Purpose of personal data processing

The Operator processes the personal data of the Subject for the purpose of concluding, executing and terminating the contract for the carriage of passengers, as well as in order to ensure the possibility of the subsequent use by the Operator of the personal data of the Subject when he re-applies for the services of the Operator. The processing of the personal data of the Subject is carried out when the passenger is issued a travel document - a ticket certifying, in accordance with the law, the conclusion of a contract for the carriage of a passenger.

The Operator processes the personal data of the Subject in order to inform him about the services of Baltic Shuttle OÜ and to provide access to the electronic self-ticketing system of the carrier Baltic Shuttle OÜ. The Operator processes the personal data of the Subject in order to fulfill the requirements of the legislation for passing border, customs, transport and other types of control when crossing the borders of states.

On international flights to the Russian Federation, the Operator processes the personal data of the Subject in order to comply with the requirements of the legislation of the Russian Federation on transport security and transfer the personal data of the Subject to the Unified State Information System for Transport Security.

Composition of personal data

In accordance with the stated purposes, the Operator processes the following personal data of the Subject:

  • first and last name
  • telephone
  • e-mail address
  • date of birth
  • gender
  • citizenship
  • citizenship document number

Collection, processing, storage, transfer and deletion of personal data

The Operator processes the personal data of the Subject through its information system, as well as information systems of third parties integrated with it in the following cases: when issuing a ticket to the Subject, making changes to it, canceling the ticket, making settlements with the Subject under the contract of carriage and informing him about the execution of the contract of carriage, when fulfilling the requirements of transport security, as well as during border and customs procedures. When processing the personal data of the Subject in order to provide services to him, it may be transmitted over the Internet through a secure connection in encrypted form.

The personal data of the Subject is used for the purpose of providing services to him by the Operator and for the purpose of informing about the services of the Operator.

The Operator stores the personal data of the Subject for ten years from the date of his last access to the services of the Operator. Personal data is stored for the purpose of their use in subsequent requests of the Subject and informing him about the services of the Operator. After the expiration of the specified period, the personal data of the Subject are deleted. In case of withdrawal of the consent of the Subject to the processing and storage of his personal data, the processing of personal data is terminated and they are deleted. To revoke consent to the processing and storage of personal data, the Subject must apply to the Operator in writing to the Operator's postal address.

When processing personal data, the Operator takes the necessary measures to protect personal data from unauthorized access to them, to ensure the confidentiality of storage and transfer of personal data of the Subject.

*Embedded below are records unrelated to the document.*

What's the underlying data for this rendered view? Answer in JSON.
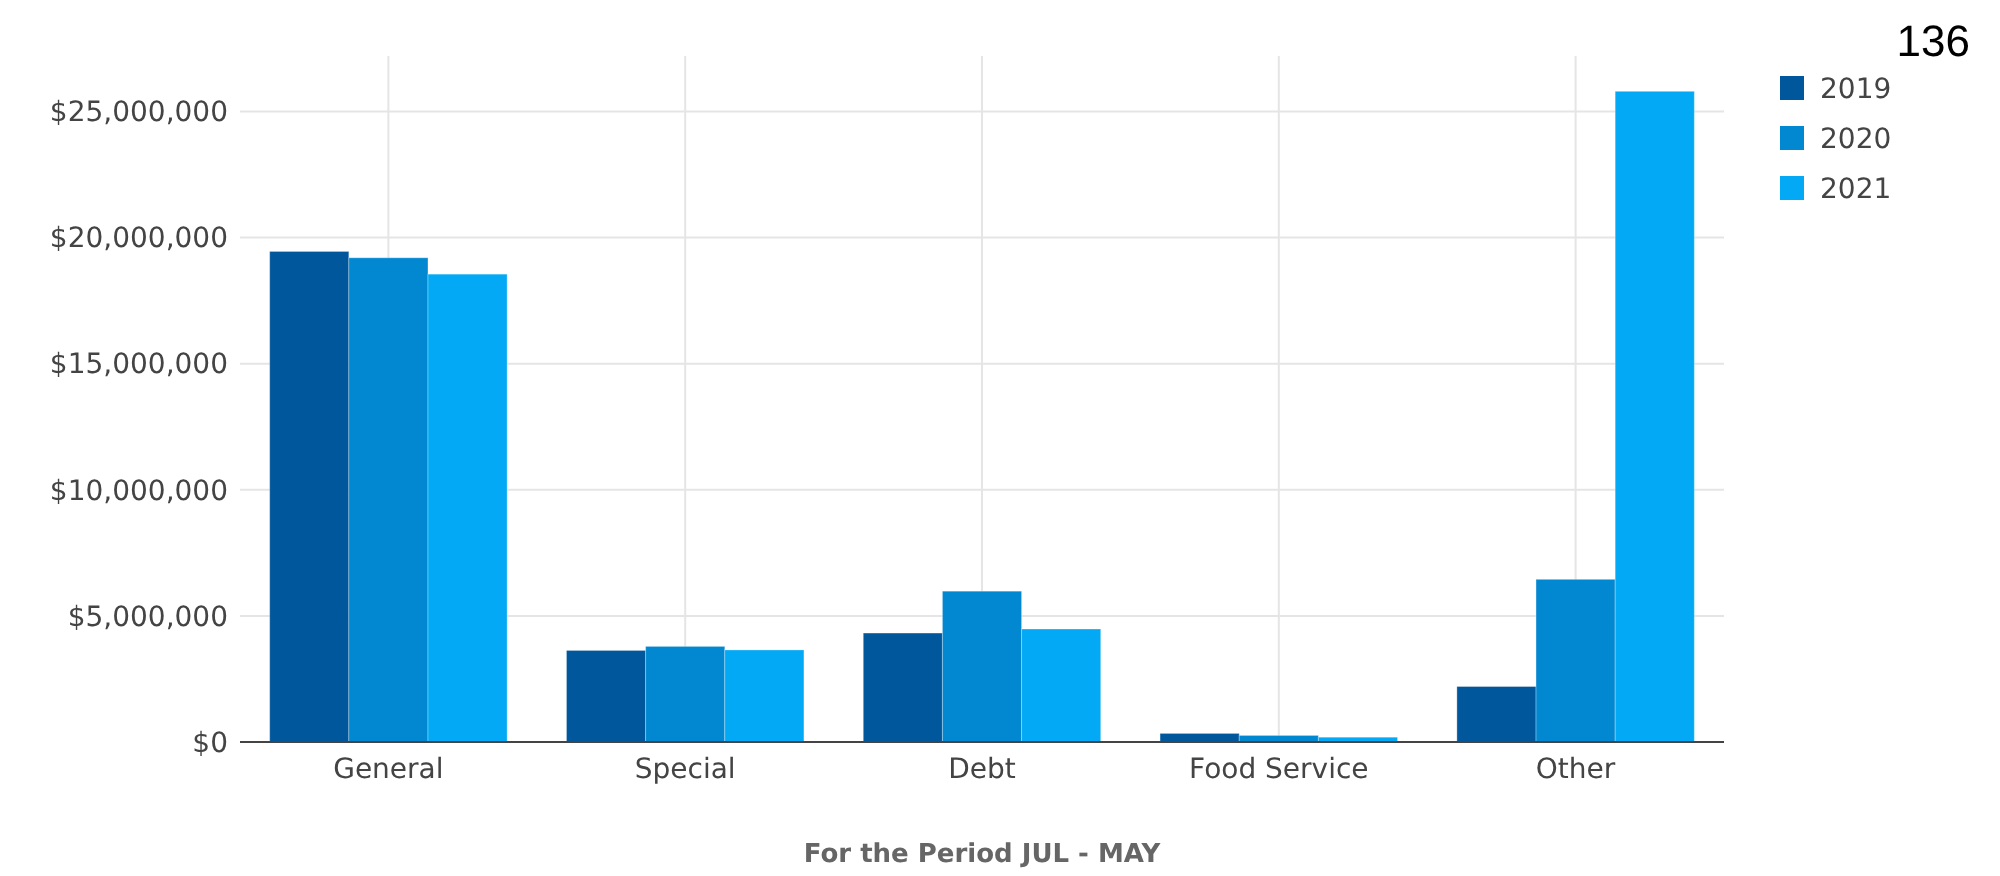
{
  "chart_data": {
    "type": "bar",
    "xlabel": "For the Period JUL - MAY",
    "annotations": [
      "136"
    ],
    "categories": [
      "General",
      "Special",
      "Debt",
      "Food Service",
      "Other"
    ],
    "series": [
      {
        "name": "2019",
        "color": "#01579b",
        "values": [
          19450000,
          3630000,
          4320000,
          340000,
          2200000
        ]
      },
      {
        "name": "2020",
        "color": "#0288d1",
        "values": [
          19200000,
          3790000,
          5980000,
          260000,
          6450000
        ]
      },
      {
        "name": "2021",
        "color": "#03a9f4",
        "values": [
          18550000,
          3650000,
          4480000,
          190000,
          25800000
        ]
      }
    ],
    "ylim": [
      0,
      27200000
    ],
    "yticks": [
      {
        "value": 0,
        "label": "$0"
      },
      {
        "value": 5000000,
        "label": "$5,000,000"
      },
      {
        "value": 10000000,
        "label": "$10,000,000"
      },
      {
        "value": 15000000,
        "label": "$15,000,000"
      },
      {
        "value": 20000000,
        "label": "$20,000,000"
      },
      {
        "value": 25000000,
        "label": "$25,000,000"
      }
    ],
    "grid": true,
    "legend": "top right"
  }
}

Personal data is not transferred to a third party, except in cases where services are provided to the Subject by a company partner of the Operator. In these cases, only that part of the personal information that is necessary for the provision of a particular service is transmitted.

Cross-border transfer of personal data to the authority or control of a foreign state is carried out when the mandatory requirements of local legislation are met, as well as at the request of a foreign authority that is mandatory for execution by the Operator.

Updating of personal data can be carried out when the Subject re-applies for the services of the Operator or when he personally applies, provided that the Subject of personal data is identified.